If there was another system in place to respond to those types of calls, Honsal says he and the deputy sheriff's association would happily sacrifice some positions to help fund it.
"By all means, take the money," Honsal says.
But the reality is those systems aren't currently in place and, as Watson says, "You're going to have a hard time getting a social worker to come out at 2 a.m."
For his part, Ahearn says that while the challenges are daunting, it's an incredibly exciting time to be in police leadership, on the front lines as departments try to adapt simultaneously to staffing challenges and changing societal expectations. That might mean bringing on more non-sworn specialists to address certain community issues, or taking some traditional police department functions — like school resource officers and crime prevention programs — and putting them under civilian management.
"We're going to have to evolve," he says. "Fifty years from now, policing will look so much different than it does now. ... In the here and now, I do think we're in the midst of a change.

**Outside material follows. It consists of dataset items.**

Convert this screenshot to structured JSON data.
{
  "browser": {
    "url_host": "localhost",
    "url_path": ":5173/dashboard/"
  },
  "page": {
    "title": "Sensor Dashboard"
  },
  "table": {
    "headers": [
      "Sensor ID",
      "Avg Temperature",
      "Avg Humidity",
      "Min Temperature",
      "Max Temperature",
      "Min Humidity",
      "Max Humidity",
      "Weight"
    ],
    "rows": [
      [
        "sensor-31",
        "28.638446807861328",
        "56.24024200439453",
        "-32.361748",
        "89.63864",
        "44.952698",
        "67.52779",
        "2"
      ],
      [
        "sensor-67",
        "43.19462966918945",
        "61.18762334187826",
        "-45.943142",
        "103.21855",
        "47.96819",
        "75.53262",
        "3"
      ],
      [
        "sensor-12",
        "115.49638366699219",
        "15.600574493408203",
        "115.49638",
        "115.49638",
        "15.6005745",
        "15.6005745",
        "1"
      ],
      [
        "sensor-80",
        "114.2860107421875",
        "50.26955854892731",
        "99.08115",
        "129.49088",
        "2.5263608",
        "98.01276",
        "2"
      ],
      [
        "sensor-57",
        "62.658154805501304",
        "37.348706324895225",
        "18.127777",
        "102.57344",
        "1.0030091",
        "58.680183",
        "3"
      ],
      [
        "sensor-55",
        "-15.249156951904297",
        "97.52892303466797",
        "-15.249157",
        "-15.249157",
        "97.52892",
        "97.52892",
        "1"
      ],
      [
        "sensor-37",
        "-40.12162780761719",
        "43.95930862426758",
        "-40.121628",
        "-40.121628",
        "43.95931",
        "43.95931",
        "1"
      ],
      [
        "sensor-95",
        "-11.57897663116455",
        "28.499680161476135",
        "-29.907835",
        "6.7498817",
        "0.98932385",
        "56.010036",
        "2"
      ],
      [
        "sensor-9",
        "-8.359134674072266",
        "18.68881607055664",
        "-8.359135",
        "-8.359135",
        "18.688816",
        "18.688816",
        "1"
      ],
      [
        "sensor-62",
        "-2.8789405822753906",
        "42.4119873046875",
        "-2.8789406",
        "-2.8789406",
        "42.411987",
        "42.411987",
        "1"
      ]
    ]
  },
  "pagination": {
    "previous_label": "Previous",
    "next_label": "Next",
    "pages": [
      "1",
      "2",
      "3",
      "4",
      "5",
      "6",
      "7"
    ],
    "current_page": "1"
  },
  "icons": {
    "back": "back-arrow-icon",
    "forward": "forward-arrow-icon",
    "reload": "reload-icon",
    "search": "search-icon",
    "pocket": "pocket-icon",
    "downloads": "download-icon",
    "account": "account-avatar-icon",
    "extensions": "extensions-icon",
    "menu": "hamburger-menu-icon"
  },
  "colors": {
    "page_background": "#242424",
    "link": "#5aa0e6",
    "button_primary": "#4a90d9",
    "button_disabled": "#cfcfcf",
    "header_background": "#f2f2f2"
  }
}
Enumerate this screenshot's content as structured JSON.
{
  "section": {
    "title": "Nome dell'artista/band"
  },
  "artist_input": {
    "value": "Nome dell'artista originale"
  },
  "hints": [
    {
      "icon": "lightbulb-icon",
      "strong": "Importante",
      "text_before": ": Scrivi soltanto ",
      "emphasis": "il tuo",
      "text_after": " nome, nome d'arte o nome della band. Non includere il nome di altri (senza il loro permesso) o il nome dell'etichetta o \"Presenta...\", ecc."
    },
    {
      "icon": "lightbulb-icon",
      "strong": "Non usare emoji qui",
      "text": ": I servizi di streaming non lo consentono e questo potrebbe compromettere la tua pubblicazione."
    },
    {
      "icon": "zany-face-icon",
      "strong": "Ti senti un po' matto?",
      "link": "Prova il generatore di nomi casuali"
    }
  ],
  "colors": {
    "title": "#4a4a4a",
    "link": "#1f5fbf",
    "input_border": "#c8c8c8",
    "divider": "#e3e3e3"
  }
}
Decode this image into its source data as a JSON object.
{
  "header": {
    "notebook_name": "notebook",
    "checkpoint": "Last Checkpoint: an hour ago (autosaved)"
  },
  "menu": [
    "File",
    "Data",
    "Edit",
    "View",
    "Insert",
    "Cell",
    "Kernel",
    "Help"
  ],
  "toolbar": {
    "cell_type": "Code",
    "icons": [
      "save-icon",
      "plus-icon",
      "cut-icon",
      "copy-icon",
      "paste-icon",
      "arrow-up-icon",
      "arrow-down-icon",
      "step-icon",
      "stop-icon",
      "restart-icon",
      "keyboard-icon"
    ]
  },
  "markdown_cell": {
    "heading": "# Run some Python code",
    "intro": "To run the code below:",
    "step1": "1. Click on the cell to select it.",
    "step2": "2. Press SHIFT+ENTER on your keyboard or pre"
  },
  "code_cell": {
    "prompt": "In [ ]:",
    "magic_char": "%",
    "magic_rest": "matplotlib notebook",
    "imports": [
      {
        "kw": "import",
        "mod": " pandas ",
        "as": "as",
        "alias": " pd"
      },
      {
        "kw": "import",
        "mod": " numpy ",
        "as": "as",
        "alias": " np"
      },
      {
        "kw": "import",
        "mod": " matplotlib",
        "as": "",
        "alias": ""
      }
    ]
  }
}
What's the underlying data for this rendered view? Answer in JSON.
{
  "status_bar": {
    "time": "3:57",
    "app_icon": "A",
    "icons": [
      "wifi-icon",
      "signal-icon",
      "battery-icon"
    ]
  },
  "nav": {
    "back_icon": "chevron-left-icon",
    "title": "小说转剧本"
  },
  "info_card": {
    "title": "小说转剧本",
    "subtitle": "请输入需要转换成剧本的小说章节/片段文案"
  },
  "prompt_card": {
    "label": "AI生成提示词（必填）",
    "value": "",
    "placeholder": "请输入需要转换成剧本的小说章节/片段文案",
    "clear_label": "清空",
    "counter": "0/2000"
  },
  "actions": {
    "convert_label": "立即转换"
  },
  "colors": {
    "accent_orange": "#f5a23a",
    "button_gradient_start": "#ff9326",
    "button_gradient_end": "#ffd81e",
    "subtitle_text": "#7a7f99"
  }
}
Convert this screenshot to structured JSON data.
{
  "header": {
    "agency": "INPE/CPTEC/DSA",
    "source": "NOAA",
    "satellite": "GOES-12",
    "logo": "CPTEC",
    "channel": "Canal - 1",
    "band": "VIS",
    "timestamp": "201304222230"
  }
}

The staffing challenge is serving as one of many catalysts that are going to effect change."
Like nearly all the law enforcement executives the Journal spoke to for this story, Ahearn ends the interview with a recruiting pitch: "We're hiring and we're looking for good people to join our organization. Give us a chance. Come take a look at the Arcata PD and the other fine law enforcement agencies throughout the county. We need good people, diverse community members, BIPOC community members. We need good people from all walks to life to not only come in as entry-level staff but to take on promotions and leadership positions and move our organization on into the future."
He offers his cell phone number: (707) 601-6943.
"Call me," he says. "We'll have coffee."
Editor's Note: This story was updated from a previous version to correct an error regarding which local agencies have started online reporting systems for nonviolent crimes. The Journal regrets the error.